Tahun itu, Kamaruddin sempat membudidayakan rumput laut dengan modal awal Rp1 juta, tetapi rugi total. Tanah dari galian perusahaan tambang nikel mengalir ke laut. Air yang sudah tercemar lalu mengenai rumput laut. Proses itu menyebabkan rumput laut tak berkembang, bahkan menjadi rontok dari talinya dan mati. “Tanah merah turun dari atas. Kapan kena rumput laut, langsung putih, patah-patah, habis, tidak ada sisa,” jelas Kamaruddin, Kamis, 28 Februari 2024.
Ketua Kelompok Tani Lowania, Arifin, juga sudah lama resah dengan air bercampur lumpur dari bekas galian tambang nikel yang masuk ke sawahnya di Desa Okooko, Kecamatan Pomalaa, Kabupaten Kolaka. Arifin menyebut padi yang terkena aliran air bercampur lumpur menjadi kerdil, anakan berkurang, dan warnanya kekuningan. “Ini dia contohnya,” kata Arifin menunjuk petak sawah yang berada di sisi aliran irigasi, Rabu, 19 Maret 2025.
Air irigasi Arifin dan petani lainnya bersumber dari Sungai Okooko yang membelah Kecamatan Pomalaa dan Tanggetada. Sepanjang sungai yang melewati Desa Okooko dan Lamedai, warnanya kuning kecokelatan. Air kuning kecokelatan berasal dari tanah bekas galian tambang di sepanjang Sungai Okooko. “Dampaknya ini luar biasa. Bukan main-main dampaknya tambang terhadap pertanian,” ungkap Arifin.

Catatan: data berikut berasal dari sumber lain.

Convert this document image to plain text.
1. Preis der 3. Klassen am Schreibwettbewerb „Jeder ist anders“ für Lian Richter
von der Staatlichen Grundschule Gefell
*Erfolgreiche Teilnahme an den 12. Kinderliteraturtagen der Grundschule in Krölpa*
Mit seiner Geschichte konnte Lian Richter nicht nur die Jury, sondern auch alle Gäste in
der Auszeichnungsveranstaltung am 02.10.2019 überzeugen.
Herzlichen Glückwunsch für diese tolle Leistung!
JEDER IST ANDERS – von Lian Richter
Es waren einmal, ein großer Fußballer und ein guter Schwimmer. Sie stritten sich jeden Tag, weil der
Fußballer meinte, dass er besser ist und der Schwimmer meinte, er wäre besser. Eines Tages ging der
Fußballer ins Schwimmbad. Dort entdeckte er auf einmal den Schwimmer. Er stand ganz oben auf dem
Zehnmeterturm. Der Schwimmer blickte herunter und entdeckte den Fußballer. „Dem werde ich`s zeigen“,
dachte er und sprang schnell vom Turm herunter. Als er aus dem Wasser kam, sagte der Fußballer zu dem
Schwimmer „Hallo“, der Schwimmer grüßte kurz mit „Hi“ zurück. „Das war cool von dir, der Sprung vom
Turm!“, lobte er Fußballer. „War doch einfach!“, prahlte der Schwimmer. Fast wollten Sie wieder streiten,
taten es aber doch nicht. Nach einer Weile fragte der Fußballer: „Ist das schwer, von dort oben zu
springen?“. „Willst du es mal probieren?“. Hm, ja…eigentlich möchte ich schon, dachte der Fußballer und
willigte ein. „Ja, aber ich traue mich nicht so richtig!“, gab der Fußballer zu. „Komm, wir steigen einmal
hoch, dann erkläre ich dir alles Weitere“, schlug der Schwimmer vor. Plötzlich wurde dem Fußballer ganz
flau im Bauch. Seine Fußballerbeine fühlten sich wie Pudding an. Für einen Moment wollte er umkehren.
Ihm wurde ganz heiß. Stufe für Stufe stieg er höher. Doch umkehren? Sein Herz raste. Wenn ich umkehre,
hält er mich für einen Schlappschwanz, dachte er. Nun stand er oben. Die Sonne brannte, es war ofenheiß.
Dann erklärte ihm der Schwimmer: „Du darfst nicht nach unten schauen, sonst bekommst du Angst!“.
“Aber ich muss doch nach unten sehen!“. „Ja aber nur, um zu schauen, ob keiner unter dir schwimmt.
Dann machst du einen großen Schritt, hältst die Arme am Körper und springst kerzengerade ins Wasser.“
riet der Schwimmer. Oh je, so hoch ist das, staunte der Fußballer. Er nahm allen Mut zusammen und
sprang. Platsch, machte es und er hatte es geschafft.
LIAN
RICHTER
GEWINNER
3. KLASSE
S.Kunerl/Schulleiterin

Kerusakan lingkungan telah mengganggu bahkan menghilangkan mata pencaharian masyarakat lokal di luar sektor pertambangan nikel. Masyarakat yang berprofesi sebagai petani dan nelayan kian sulit untuk produktif, menyebabkan kemiskinan dan ketimpangan penghasilan. Di Baliara, tercatat 213 keluarga miskin dari total 401 kepala keluarga berdasarkan profil desa tahun 2022.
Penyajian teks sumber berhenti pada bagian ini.